Gore and Clinton are clearly appalled at the idea of Bush's across-the-board tax reforms, which give a tax break to everyone who pays federal income taxes. Bush's plan drops over 6 million low-income families from the income tax rolls. He then proposes to cut marginal federal income tax rates by 33 percent for those in the lowest tax bracket, 25 percent for those in the middle brackets, and about 20 percent for those in the top bracket.

At the moment, America is projected to have a budget surplus of $2.173 trillion over the next 10 years. The big debate is about what to do with all that extra money. Bush's plan returns $1.3 trillion to taxpayers. This contrasts sharply with what Gore would like to do with it. According to Tom E. McClusky of The National Taxpayers Union Foundation (NTUF), Gore will spend the $2.173 trillion surplus. He will not spend part of it, he will spend all of it to establish new entitlements, fill old pork barrels, and grow bureaucracies.

Following a detailed analysis of promises made by Gore in his convention speech and on his Internet Web page, and using Congressional Budget Office figures and the 2001 federal budget, McClusky concluded that “Vice President Gore's total agenda over 10 years would equal $2.334 trillion, swallowing all of the surplus — actually creating a deficit of $161 billion.”

In addition to this new spending, Al Gore has proposed $500 billion for targeted tax cuts aimed at the “right people.” Fifty-million untargeted American families, apparently the “wrong people,” will get no tax relief whatsoever.

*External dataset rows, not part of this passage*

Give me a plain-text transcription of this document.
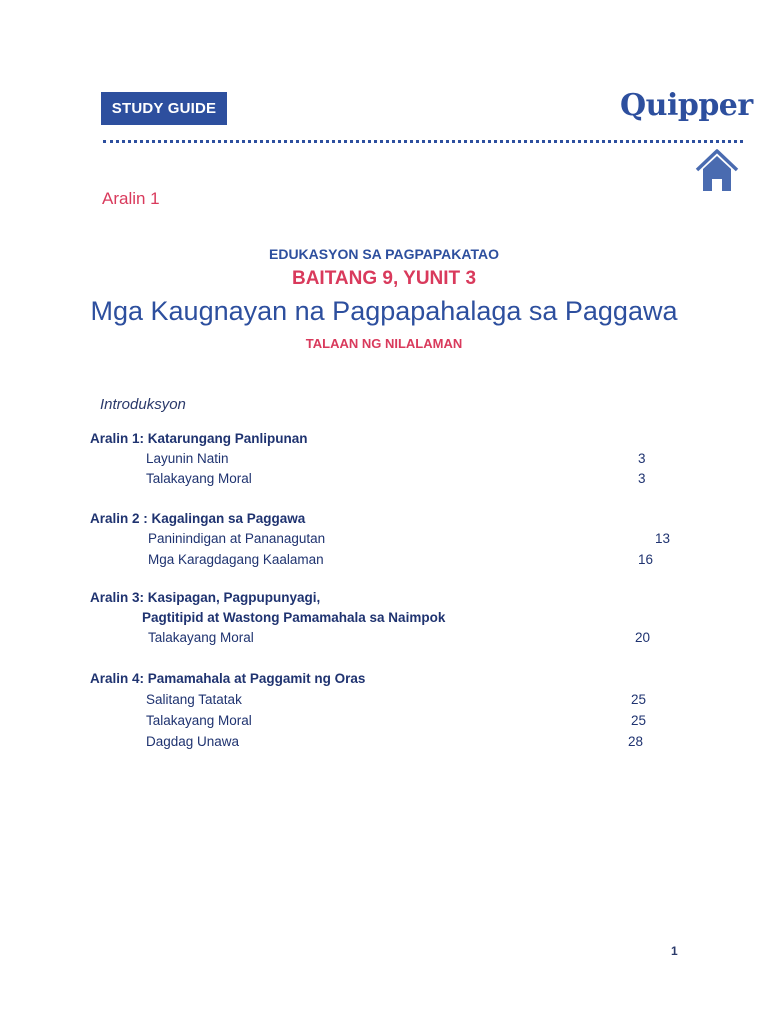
STUDY GUIDE	Quipper
Aralin 1
EDUKASYON SA PAGPAPAKATAO
BAITANG 9, YUNIT 3
Mga Kaugnayan na Pagpapahalaga sa Paggawa
TALAAN NG NILALAMAN
Introduksyon
Aralin 1: Katarungang Panlipunan
Layunin Natin	3
Talakayang Moral	3
Aralin 2 : Kagalingan sa Paggawa
Paninindigan at Pananagutan	13
Mga Karagdagang Kaalaman	16
Aralin 3: Kasipagan, Pagpupunyagi,
Pagtitipid at Wastong Pamamahala sa Naimpok
Talakayang Moral	20
Aralin 4: Pamamahala at Paggamit ng Oras
Salitang Tatatak	25
Talakayang Moral	25
Dagdag Unawa	28
1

Liberal Democrats have a perfect rationale for never giving income tax cuts. That rationale is this: since the top 50 percent of income tax payers pay 95 percent of all income taxes, it is virtually impossible to cut income taxes without the greedy and un-needy upper class getting some of their money back — and that isn't fair. As Clinton says, those Republicans are trying to give all “your money” away.

Additionally, based on their fear that some of the tax relief might go to “the wealthy,” Gore and Clinton oppose current legislation repealing the marriage penalty, the estate (death) tax, and the tax they imposed on Social Security benefits.

This is overt class warfare of the Marxian sort. It is a shameless appeal to the most primitive and destructive components of basic human nature: jealousy and resentment. Riches may corrupt some, but lusting for unachieved riches corrupts many more.

Using tactics taken directly from the “how to” manual of the communist party, liberal politicians preach that the wealthy upper class has exploited the proletariat. They spread the lie that the size of the economic pie is finite, that when one man succeeds, it is necessarily at the expense of others.

Bill Gates, founder of Microsoft, created hundreds of thousands of jobs and enriched the American economy. He greatly increased the size of the economic pie and kept a mere fraction for himself. He is not a “powerful force” from whom the “people” must be protected. He is an American hero.

At the heart of American capitalism is the principle that what a man earns by his creativity and effort, no matter how much or little, is his own. It is not the property of government, and no other citizen, no matter how needy, has a claim or a right to it. This is one of the core principles that made America the most prosperous nation the world has ever known. It is a principle based on individual sovereignty and freedom.

This principle is under assault by powerful government forces.